Gilchrist's assault was far from rare. In Howard County alone, the Domestic Violence Center served more than 3,300 clients in FY 2011, helping nearly 150 clients obtain protection orders and providing beds to sleep on, legal assistance and family counseling to those in need.

When Gilchrist was 19, her father died. Even though he was addicted to drugs, she said, they still had a very close relationship and his death affected her deeply.

“I grew up immediately,” she said. She found a new group of friends, started reading more, meditating, “I just saturated myself with more positive things.”

Her poetry attracted queries – were the stories she wrote about personal ones?

Gilchrist started speaking to groups about her experiences. But it wasn’t easy.

“I hadn’t spoken to my family about it,” she said. “I was married, I hadn’t spoken much to my husband or children about it.”

Gilchrist didn’t hit the ground running as an advocate for sexual abuse victims. “I tried corporate America several times,” she said. “But when I saw the responses from young girls: ‘I wanted to commit suicide, but I see that there’s a life after being committed to a psychiatric hospital,’ those comments sparked something in me.”

Gilchrist said that the problems victims confronted were bigger than her unease talking about being raped. “When I saw that it was bigger than me I was like, ‘OK, this is what I’m destined to do. The reward so far is greater than anything I could have imagined.’”

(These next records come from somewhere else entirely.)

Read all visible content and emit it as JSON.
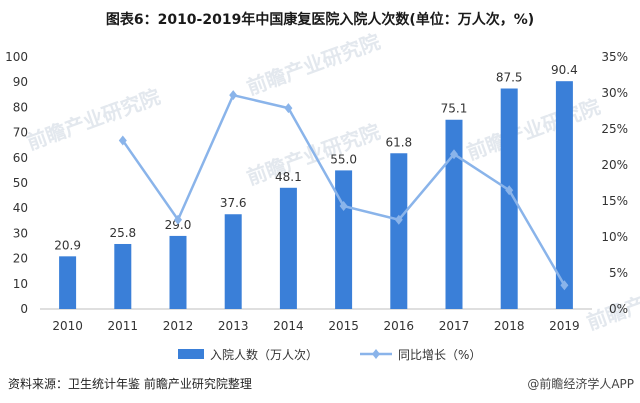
{
  "chart_data": {
    "type": "bar",
    "title": "图表6：2010-2019年中国康复医院入院人次数(单位：万人次，%)",
    "categories": [
      "2010",
      "2011",
      "2012",
      "2013",
      "2014",
      "2015",
      "2016",
      "2017",
      "2018",
      "2019"
    ],
    "series": [
      {
        "name": "入院人数（万人次）",
        "type": "bar",
        "axis": "left",
        "color": "#3a7fd8",
        "values": [
          20.9,
          25.8,
          29.0,
          37.6,
          48.1,
          55.0,
          61.8,
          75.1,
          87.5,
          90.4
        ],
        "labels": [
          "20.9",
          "25.8",
          "29.0",
          "37.6",
          "48.1",
          "55.0",
          "61.8",
          "75.1",
          "87.5",
          "90.4"
        ]
      },
      {
        "name": "同比增长（%）",
        "type": "line",
        "axis": "right",
        "color": "#8ab4ea",
        "values": [
          null,
          23.4,
          12.4,
          29.7,
          27.9,
          14.3,
          12.4,
          21.5,
          16.5,
          3.3
        ]
      }
    ],
    "ylim": [
      0,
      100
    ],
    "yticks": [
      "0",
      "10",
      "20",
      "30",
      "40",
      "50",
      "60",
      "70",
      "80",
      "90",
      "100"
    ],
    "y2lim": [
      0,
      35
    ],
    "y2ticks": [
      "0%",
      "5%",
      "10%",
      "15%",
      "20%",
      "25%",
      "30%",
      "35%"
    ],
    "legend_position": "bottom",
    "grid": false
  },
  "footer": {
    "source": "资料来源：卫生统计年鉴 前瞻产业研究院整理",
    "attribution": "@前瞻经济学人APP"
  },
  "watermark": {
    "text": "前瞻产业研究院"
  }
}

Gilchrist said she wants victims to understand that their behaviors, be they criminal, or directed inwards, can be understood as a result of trauma.

She only made the connection years after her abuse. “It was only after learning about myself that I was able to make a connection between different behaviors and events … I was attracting this dysfunction,” she said. 

That dysfunction not only affected her, she stressed, but also society. “A lot of people don’t realize that [domestic violence] is a societal problem ... Even if you’re not necessarily concerned about women’s safety, worried about the economy? These women have to seek services provided by Medicare.” 

“The sooner that we realize it’s not a ‘just her over there’ problem, the better.” Gilchrist said. And so she relives her trauma and tells her story over and over again. 

“It took me a very long time to be able to share my story,” she said, “But I see the faces of people who have come up to me and say they’re so thankful. 

“Every moment -- this moment could be somebody else’s moment and I don’t want to rob them of that.”

The Candlelight Vigil is Wed., Oct. 17, 7 - 9 p.m. Doors open at 6:45 p.m. for refreshments and registration. For more information about the Howard County Domestic Violence Center, visit www.dvcenter.org.

This article has been edited to indicate Gilchrist's age when she was first sexual assaulted.